« Ramener la crise environnementale à notre cerveau, c’est déguiser de l’idéologie politique en vulgarisation scientifique »
CHRONIQUE

Stéphane Foucart
La destruction de l’environnement relève avant tout de choix politiques, et n’a pas grand-chose à voir avec les afflux de dopamine dans le cortex des individus, dénonce dans sa chronique Stéphane Foucart, journaliste au « Monde ».
Publié aujourd’hui à 01h29 Temps de Lecture 3 min.
La crise environnementale ? Ce serait à cause de notre cerveau. Pas notre faute à nous, non. Celle de l’enchevêtrement de neurones que nous avons entre les oreilles.

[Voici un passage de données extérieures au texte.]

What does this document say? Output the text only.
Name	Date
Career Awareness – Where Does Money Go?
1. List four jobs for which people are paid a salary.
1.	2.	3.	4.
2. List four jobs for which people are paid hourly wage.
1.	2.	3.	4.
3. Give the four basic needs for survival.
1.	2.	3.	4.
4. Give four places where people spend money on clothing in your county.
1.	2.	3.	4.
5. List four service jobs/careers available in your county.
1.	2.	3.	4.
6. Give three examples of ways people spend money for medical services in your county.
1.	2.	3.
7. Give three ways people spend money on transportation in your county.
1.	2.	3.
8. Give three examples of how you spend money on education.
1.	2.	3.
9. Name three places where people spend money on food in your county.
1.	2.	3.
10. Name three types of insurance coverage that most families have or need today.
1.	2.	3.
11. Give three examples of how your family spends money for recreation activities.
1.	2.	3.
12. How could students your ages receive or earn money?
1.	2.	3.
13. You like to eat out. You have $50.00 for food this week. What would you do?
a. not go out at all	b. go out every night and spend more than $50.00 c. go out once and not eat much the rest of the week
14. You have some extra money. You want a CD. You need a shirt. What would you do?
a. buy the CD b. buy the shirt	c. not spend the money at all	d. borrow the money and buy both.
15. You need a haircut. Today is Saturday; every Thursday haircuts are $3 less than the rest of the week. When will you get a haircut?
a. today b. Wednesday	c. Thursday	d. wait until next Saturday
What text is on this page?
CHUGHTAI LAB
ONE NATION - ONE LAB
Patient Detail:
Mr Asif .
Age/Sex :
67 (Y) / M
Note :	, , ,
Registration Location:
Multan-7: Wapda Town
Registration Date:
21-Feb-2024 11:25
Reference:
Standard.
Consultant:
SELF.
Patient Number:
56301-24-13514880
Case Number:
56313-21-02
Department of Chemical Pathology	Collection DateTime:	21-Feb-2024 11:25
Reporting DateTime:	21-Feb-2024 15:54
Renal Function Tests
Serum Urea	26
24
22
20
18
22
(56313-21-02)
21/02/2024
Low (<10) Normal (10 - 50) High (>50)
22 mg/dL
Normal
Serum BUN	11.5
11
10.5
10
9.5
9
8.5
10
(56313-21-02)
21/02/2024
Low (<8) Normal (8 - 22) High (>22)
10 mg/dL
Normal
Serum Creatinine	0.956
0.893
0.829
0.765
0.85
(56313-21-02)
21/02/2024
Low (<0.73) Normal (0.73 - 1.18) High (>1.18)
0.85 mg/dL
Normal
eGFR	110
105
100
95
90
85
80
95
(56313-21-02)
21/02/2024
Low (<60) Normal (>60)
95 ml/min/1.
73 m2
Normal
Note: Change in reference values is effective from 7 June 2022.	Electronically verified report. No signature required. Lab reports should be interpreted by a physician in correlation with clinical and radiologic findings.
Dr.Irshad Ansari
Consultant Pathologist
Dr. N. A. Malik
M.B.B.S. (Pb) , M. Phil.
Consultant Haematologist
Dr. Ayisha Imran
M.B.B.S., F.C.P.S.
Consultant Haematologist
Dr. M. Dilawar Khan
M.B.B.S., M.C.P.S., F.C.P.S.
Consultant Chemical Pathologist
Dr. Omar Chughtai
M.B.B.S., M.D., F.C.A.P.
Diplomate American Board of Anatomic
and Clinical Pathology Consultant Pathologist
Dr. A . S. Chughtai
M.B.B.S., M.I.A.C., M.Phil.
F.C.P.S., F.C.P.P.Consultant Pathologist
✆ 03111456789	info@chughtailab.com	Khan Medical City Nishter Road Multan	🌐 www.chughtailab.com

Le changement climatique, le saccage et la surexploitation des océans, l’industrialisation de l’agriculture et de l’élevage, l’effondrement de la biodiversité commune, la destruction des habitats naturels, la prolifération du plastique : tout cela serait déterminé par nos structures cérébrales profondes. A la faveur de quelques ouvrages publiés récemment, cette petite musique berce ces jours-ci la conversation publique.
Le coupable serait le striatum, niché sous le cortex, modelé par des centaines de milliers d’années d’évolution pour faire pétiller de plaisir notre cerveau à chaque comportement susceptible de garantir la survie et celle de l’espèce : manger, copuler, s’élever dans la hiérarchie sociale, glaner des informations nouvelles et surprenantes… Tout cela sans limite, jusqu’à l’excès. Jusqu’à la destruction de la biosphère et du climat. L’homme serait ainsi programmé pour se comporter en espèce invasive, pour n’être en somme, vis-à-vis de son environnement, guère autre chose qu’un parasite dans la charpente.
Il est indéniable que, ces dernières années, les travaux menés en psychologie cognitive et en neurosciences ont permis d’explorer – dans une certaine mesure – les ressorts cérébraux des choix individuels (encore que la portée et l’interprétation de certains de ces résultats soient fortement débattues). Mais faire de ces mécanismes une cause dominante du destin des sociétés revient simplement à nier à peu près toutes les connaissances accumulées par les sciences humaines et sociales.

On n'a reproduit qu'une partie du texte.